Se avete già giocato o non temete gli spoiler, ne ho riassunte alcune.
Rapide varie & eventuali
- Nell'ultimo mese ha fatto discutere la pubblicazione di Star Wars: Dark Forces - Remaster, una versione riveduta e corretta di un classico FPS del 1995, per inciso uno dei più bei videogiochi di Star Wars che abbia mai giocato, fiore all'occhiello della LucasArts dell'epoca d'oro. Dovrebbe avere una scheda su questo sito: da quanti anni me lo riprometto? Le polemiche non sono tanto indirizzate al lavoro di restauro dei Night Dive Studios, quanto all'alto prezzo per avere accesso a diverse migliorie che già offre gratuitamente il non ufficiale The Force Engine. A dirla tutta, i Night Dive hanno però anche aumentato il frame rate delle sequenze precalcolate (ridisegnandole), nonché aggiunto una galleria di extra sulla lavorazione (incluso un livello demo poi cestinato), grazie all'accesso esclusivo agli archivi Lucasfilm. Qualcosa in più insomma c'è, ma sono d'accordo: se si possiede già l'originale, non sembra sufficiente per giustificare il biglietto d'entrata di 30 euro. Tuttavia, se non lo si fosse mai acquistato, potrebbe avere senso, anche perché su GOG e Steam l'originale è incluso nel prezzo.
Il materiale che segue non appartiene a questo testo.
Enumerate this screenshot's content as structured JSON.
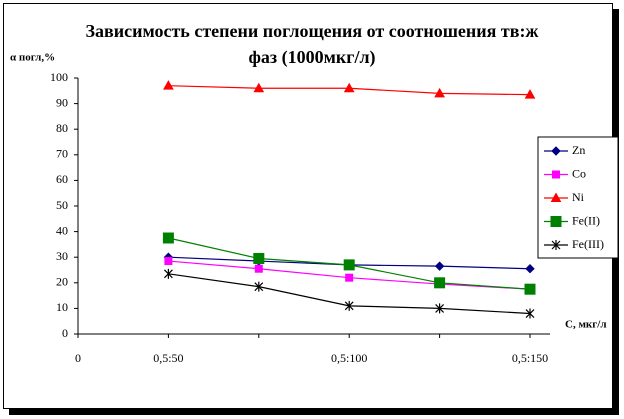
{
  "chart_data": {
    "type": "line",
    "title": "Зависимость степени поглощения от соотношения тв:ж фаз (1000мкг/л)",
    "y_label": "α погл,%",
    "x_label": "С, мкг/л",
    "categories": [
      "0",
      "0,5:50",
      null,
      "0,5:100",
      null,
      "0,5:150"
    ],
    "ylim": [
      0,
      100
    ],
    "yticks": [
      0,
      10,
      20,
      30,
      40,
      50,
      60,
      70,
      80,
      90,
      100
    ],
    "grid": false,
    "legend": "right",
    "series": [
      {
        "name": "Zn",
        "color": "#000080",
        "marker": "diamond",
        "values": [
          null,
          30,
          28.5,
          27,
          26.5,
          25.5
        ]
      },
      {
        "name": "Co",
        "color": "#ff00ff",
        "marker": "square",
        "values": [
          null,
          28.5,
          25.5,
          22,
          19.5,
          17.5
        ]
      },
      {
        "name": "Ni",
        "color": "#ff0000",
        "marker": "triangle",
        "values": [
          null,
          97,
          96,
          96,
          94,
          93.5
        ]
      },
      {
        "name": "Fe(II)",
        "color": "#008000",
        "marker": "bigsquare",
        "values": [
          null,
          37.5,
          29.5,
          27,
          20,
          17.5
        ]
      },
      {
        "name": "Fe(III)",
        "color": "#000000",
        "marker": "star",
        "values": [
          null,
          23.5,
          18.5,
          11,
          10,
          8
        ]
      }
    ]
  }
}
- Ron Gilbert è affezionatissimo ai punta & clicca per bambini prodotti in dieci anni dalla sua Humongous Entertainment: se leggendo il mio speciale vi incuriosiscono e li volete comprare in blocco per pochi euro, per completezza, questo Humble Bundle è la vostra occasione!
- Pare che l'Adult Swim Games stia per rimuovere dalla vendita Headlander di Lee Petty, per via dei tagli fiscali operati dalla casa madre Warner Bros (avrete sentito dei film cestinati come Batgirl e Coyote vs. Acme, probabilmente). Nel caso non l'abbiate e la mia scheda vi abbia incuriosito, lo potete recuperare ancora per poco tempo su GOG o Steam.
- Ogni tanto la Lucasfilm celebra qualche vecchia gloria videoludica della LucasArts sul blog del sito ufficiale: questa volta è toccato a Indiana Jones and the Fate of Atlantis. Niente di che, ma il pensiero conta, conta eccome.
- La bella rivista Retro Computer, dopo il numero 0 di qualche mese fa, è definitivamente partita, a cadenza bimestrale. Hanno accolto un mio errata corrige su una modalità grafica dell'Amiga, spero che accoglieranno il prossimo, perché nel numero in edicola The Curse of Monkey Island viene erroneamente attribuito a Tim Schafer. A dirla tutta comunque Retro Computer non esiste in funzione degli articoli sul software: rimane veramente molto comodo, pratico e stimolante per riflettere sull'hardware del passato, con firme competenti come Carlo Santagostino, Luciano Costarelli, Fabio Massa e Francesco Sblendorio.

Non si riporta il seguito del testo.